Like other islands, Madeira, and the surrounding archipelago, was created by volcanic activity, making it a mountainous landscape with a myriad of hills, valleys and craters. So in this article, since I’ve talked about the seaside city of Funchal and inner forests and levadas of Balcões and Queimadas, I’m going to go all the way up, to the tallest mountains in all of Madeira, starting with Pico do Areeiro! Above the sea of clouds.
Pico do Areeiro is the lowest of a trio of mountains that constitute the tallest mountain range in Madeira, the other being Pico das Torres and Pico Ruivo. It is also the one with the best access. Due to the location of an airforce base next to the viewpoint, it has a road that leads directly to the peak, unlike Torres, which inaccessible or Ruivo, which has a long trail that I’ll elaborate more on in the future. But if your a hiking lover don’t be discouraged because from the peak of Areeiro you find many trail to take will lead you on the incredible mountain landscapes, including two trails that lead to Pico Ruivo that pass through Pico das Torres, that include steep hills and even tunnels! (use of a flashlight is advised).
But going back to the journey there. Even though it was made by car, it is still a surprisingly soothing experience, since you’ll get to see the really diverse ecosystems present in Madeira. In one day I managed to go from the more urban area, pass through a dense, and humid forest, go up above the clouds to a mountain peak and then go down to a more dry, beach area… It really is unlike what I see on mainland Portugal. So be sure to enjoy the trip, on the way you’ll see amazing and even curious things, like the Poço de Neve, an old structure (similar to an igloo) that used to contain and preserve ice to be transported to the cities below!

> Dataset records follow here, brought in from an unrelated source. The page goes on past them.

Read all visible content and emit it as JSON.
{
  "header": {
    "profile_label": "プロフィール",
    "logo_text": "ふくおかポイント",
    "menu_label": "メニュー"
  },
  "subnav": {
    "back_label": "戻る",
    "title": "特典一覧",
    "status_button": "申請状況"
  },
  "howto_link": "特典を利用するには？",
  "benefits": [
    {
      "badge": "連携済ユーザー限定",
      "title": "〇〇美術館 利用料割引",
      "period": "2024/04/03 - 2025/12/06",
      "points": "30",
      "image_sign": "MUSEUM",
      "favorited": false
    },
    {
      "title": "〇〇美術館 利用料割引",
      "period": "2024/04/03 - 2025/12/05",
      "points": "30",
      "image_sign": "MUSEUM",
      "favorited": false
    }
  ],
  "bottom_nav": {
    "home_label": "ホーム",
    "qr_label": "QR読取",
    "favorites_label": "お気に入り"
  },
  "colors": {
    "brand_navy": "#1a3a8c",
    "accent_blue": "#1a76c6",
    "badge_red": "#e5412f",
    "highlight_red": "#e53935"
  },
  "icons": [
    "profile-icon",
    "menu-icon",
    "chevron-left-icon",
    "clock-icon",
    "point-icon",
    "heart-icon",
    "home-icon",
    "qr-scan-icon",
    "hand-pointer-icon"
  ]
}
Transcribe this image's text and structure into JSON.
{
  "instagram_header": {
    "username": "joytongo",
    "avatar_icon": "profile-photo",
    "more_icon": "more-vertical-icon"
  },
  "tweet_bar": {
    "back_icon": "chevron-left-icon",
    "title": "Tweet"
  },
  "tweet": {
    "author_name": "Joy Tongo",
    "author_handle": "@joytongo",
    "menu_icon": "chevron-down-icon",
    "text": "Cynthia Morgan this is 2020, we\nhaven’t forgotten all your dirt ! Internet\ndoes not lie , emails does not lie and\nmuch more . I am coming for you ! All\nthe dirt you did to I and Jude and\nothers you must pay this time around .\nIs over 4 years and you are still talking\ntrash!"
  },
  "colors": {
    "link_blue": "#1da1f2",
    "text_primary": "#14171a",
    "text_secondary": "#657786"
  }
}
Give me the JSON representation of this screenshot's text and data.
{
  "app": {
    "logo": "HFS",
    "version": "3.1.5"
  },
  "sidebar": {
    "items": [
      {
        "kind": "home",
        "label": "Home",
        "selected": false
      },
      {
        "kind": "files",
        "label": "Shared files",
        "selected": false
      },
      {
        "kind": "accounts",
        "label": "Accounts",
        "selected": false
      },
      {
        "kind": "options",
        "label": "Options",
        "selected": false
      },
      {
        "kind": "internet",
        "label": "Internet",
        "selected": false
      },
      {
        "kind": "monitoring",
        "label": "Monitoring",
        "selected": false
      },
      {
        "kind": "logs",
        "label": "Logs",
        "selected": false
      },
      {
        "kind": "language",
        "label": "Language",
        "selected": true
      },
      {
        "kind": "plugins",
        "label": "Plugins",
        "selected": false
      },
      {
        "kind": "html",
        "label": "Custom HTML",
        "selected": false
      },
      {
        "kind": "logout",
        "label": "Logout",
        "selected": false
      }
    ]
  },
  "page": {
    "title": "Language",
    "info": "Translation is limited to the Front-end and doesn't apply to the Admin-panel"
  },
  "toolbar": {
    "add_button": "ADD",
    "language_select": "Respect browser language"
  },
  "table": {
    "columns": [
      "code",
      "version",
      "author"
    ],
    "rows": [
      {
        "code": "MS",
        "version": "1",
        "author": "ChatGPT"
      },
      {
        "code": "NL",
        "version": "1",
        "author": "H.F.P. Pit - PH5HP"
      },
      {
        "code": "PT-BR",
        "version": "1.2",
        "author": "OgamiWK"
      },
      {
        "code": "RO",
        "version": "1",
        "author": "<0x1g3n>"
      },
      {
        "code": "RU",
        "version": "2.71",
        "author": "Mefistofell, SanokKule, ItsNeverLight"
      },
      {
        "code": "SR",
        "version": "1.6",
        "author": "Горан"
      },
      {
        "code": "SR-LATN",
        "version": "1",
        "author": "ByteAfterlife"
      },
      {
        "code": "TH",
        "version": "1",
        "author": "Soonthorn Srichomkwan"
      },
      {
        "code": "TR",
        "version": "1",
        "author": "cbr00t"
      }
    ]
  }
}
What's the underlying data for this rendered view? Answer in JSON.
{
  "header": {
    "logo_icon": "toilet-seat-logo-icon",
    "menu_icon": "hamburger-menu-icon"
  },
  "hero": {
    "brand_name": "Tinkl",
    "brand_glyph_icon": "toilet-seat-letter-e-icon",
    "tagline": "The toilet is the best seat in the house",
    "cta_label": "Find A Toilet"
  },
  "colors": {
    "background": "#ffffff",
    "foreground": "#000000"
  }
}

On the top you’ll see true wonder of theses peaks: The breathtaking view. On one side you’ll get a privileged view of the center of Madeira, the now extinguished volcano that originated the island, and on the other you’ll see a sea of clouds, all colliding on the hill sides and forming a white blanket that covers the life below. I didn’t hike on Pico do Areeiro, but I did take my time to really take in the view from the viewpoint.
For this type of trail I’ll leave a similar warning as the one on the levadas: Be careful! The rocky terrain can be unstable at some parts and can crumble if you’re not careful. Unlike the levadas though I advise caution with the wind and the sun, since you’re in high altitudes the wind can be strong and due to the fact that the peak rises above the clouds, the sun rays will hit you directly, so bring water and sunscreen!